Lipid profile is crucial in the diagnosis and treatment of several cardiovascular diseases and control of DM.45 Several studies have conveyed that cardiovascular complications linked with DM are due to abnormality in lipid metabolism.46 The results of this study showed a significant increment of lipid profiles in streptozotocin-induced diabetic mice such as TC, TG, VLDL-c, and LDL-c, all this combined with a decrease in HDL-c. The administration of H. abyssinica crude extract exhibited a significant improvement in lipid profile. Administration of H. abyssinica crude extract significantly increased the HDL-cholesterol in diabetic mice. The reductions of TG, TC, and LDL level by the extract of H. abyssinica might be due to the involvement of the polyphenolic part of the extract in preventing the formation of AGEs in diabetic mice.47 The extract of H. abyssinica fiber may delay the absorption of glucose and fatty acids, therefore providing fewer substrate for the production of triglycerides.48 In addition, the leaf extract of H. abyssinica may have inhibitory effects on pancreatic cholesterol esterase and pancreatic lipase which may contribute to anti-hyperlipidemic activities in the diabetic mice. This finding is in line with previous similar studies.37,49

Secondary metabolites play a significant role in the biological activities of medicinal plants such as hypoglycemic, antidiabetic, antimicrobial, anti-leprosy activities, anti-inflammatory, anti-malarial, anticarcinogenic, anti-cholinergic, and antioxidant.50 In the present study, the crude extract of H. abyssinica contains phytoconstituents such as phenols, triterpenoid, flavonoids, saponins, and anthraquinones. Flavonoids and tannin were some of the renowned compounds that were isolated from the extract are capable of reducing the elevated blood glucose level.51–53 Saponin is indicated to use as antioxidant, antihyperglycemic, antihyperlipidemic and renoprotective, while tannin possesses antioxidant and renoprotective activity.54,55 Polyphenolic compounds that are isolated from the extract are capable of reducing the TG, TC, and LDL levels through inhibition of the formation of AGEs in diabetic mice.47 Therefore, the significant anti-diabetic and anti-hyperlipidemic activity of the extract of H. abyssinica could be because of the presence of the above-mentioned phytoconstituents in the crude extract of H. abyssinica.

Conclusion

In this study, the crude extract of H. abyssinica showed a reduction in fasting blood glucose levels in streptozotocin-induced diabetic mice.

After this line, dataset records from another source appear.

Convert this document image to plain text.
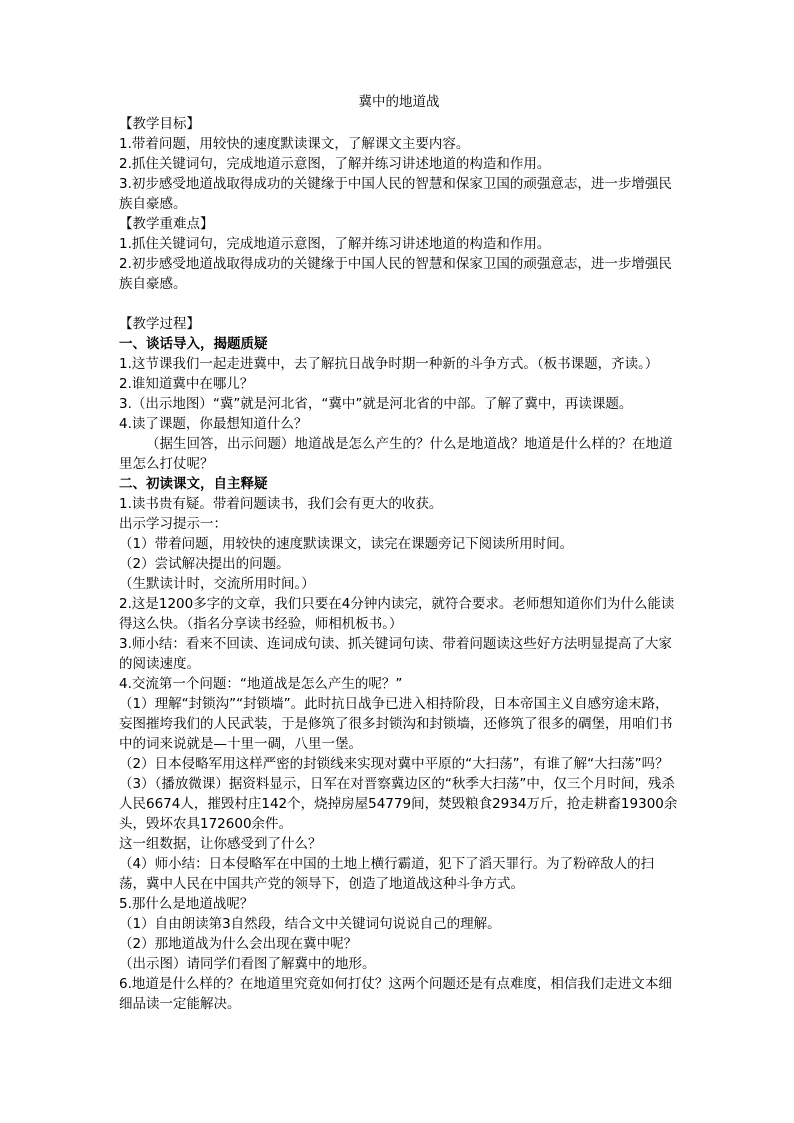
冀中的地道战

【教学目标】

1.带着问题，用较快的速度默读课文，了解课文主要内容。

2.抓住关键词句，完成地道示意图，了解并练习讲述地道的构造和作用。

3.初步感受地道战取得成功的关键缘于中国人民的智慧和保家卫国的顽强意志，进一步增强民族自豪感。

【教学重难点】

1.抓住关键词句，完成地道示意图，了解并练习讲述地道的构造和作用。

2.初步感受地道战取得成功的关键缘于中国人民的智慧和保家卫国的顽强意志，进一步增强民族自豪感。

【教学过程】

一、谈话导入，揭题质疑

1.这节课我们一起走进冀中，去了解抗日战争时期一种新的斗争方式。（板书课题，齐读。）

2.谁知道冀中在哪儿？

3.（出示地图）“冀”就是河北省，“冀中”就是河北省的中部。了解了冀中，再读课题。

4.读了课题，你最想知道什么？

（据生回答，出示问题）地道战是怎么产生的？什么是地道战？地道是什么样的？在地道里怎么打仗呢？

二、初读课文，自主释疑

1.读书贵有疑。带着问题读书，我们会有更大的收获。

出示学习提示一：

（1）带着问题，用较快的速度默读课文，读完在课题旁记下阅读所用时间。

（2）尝试解决提出的问题。

（生默读计时，交流所用时间。）

2.这是1200多字的文章，我们只要在4分钟内读完，就符合要求。老师想知道你们为什么能读得这么快。（指名分享读书经验，师相机板书。）

3.师小结：看来不回读、连词成句读、抓关键词句读、带着问题读这些好方法明显提高了大家的阅读速度。

4.交流第一个问题：“地道战是怎么产生的呢？”

（1）理解“封锁沟”“封锁墙”。此时抗日战争已进入相持阶段，日本帝国主义自感穷途末路，妄图摧垮我们的人民武装，于是修筑了很多封锁沟和封锁墙，还修筑了很多的碉堡，用咱们书中的词来说就是—十里一碉，八里一堡。

（2）日本侵略军用这样严密的封锁线来实现对冀中平原的“大扫荡”，有谁了解“大扫荡”吗？

（3）（播放微课）据资料显示，日军在对晋察冀边区的“秋季大扫荡”中，仅三个月时间，残杀人民6674人，摧毁村庄142个，烧掉房屋54779间，焚毁粮食2934万斤，抢走耕畜19300余头，毁坏农具172600余件。

这一组数据，让你感受到了什么？

（4）师小结：日本侵略军在中国的土地上横行霸道，犯下了滔天罪行。为了粉碎敌人的扫荡，冀中人民在中国共产党的领导下，创造了地道战这种斗争方式。

5.那什么是地道战呢？

（1）自由朗读第3自然段，结合文中关键词句说说自己的理解。

（2）那地道战为什么会出现在冀中呢？

（出示图）请同学们看图了解冀中的地形。

6.地道是什么样的？在地道里究竟如何打仗？这两个问题还是有点难度，相信我们走进文本细细品读一定能解决。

This provides evidence that the extract of H. abyssinica improves the metabolic abnormalities related to DM and can retard the risk of complications due to chronic hyperglycemia. Therefore, the beneficial effects of H. abyssinica in diabetes seem to be attributed to the synergistic effects of its bioactive compounds such as phenols, triterpenoid, flavonoids, saponins, and anthraquinones. Additional investigations are required to identify the lead compounds and quantitative characterization of secondary metabolites existing in H. abyssinica with its molecular mechanism of action on histological analysis, PPAR, insulin sensitization, and other insulin targets based on the pathophysiology of DM.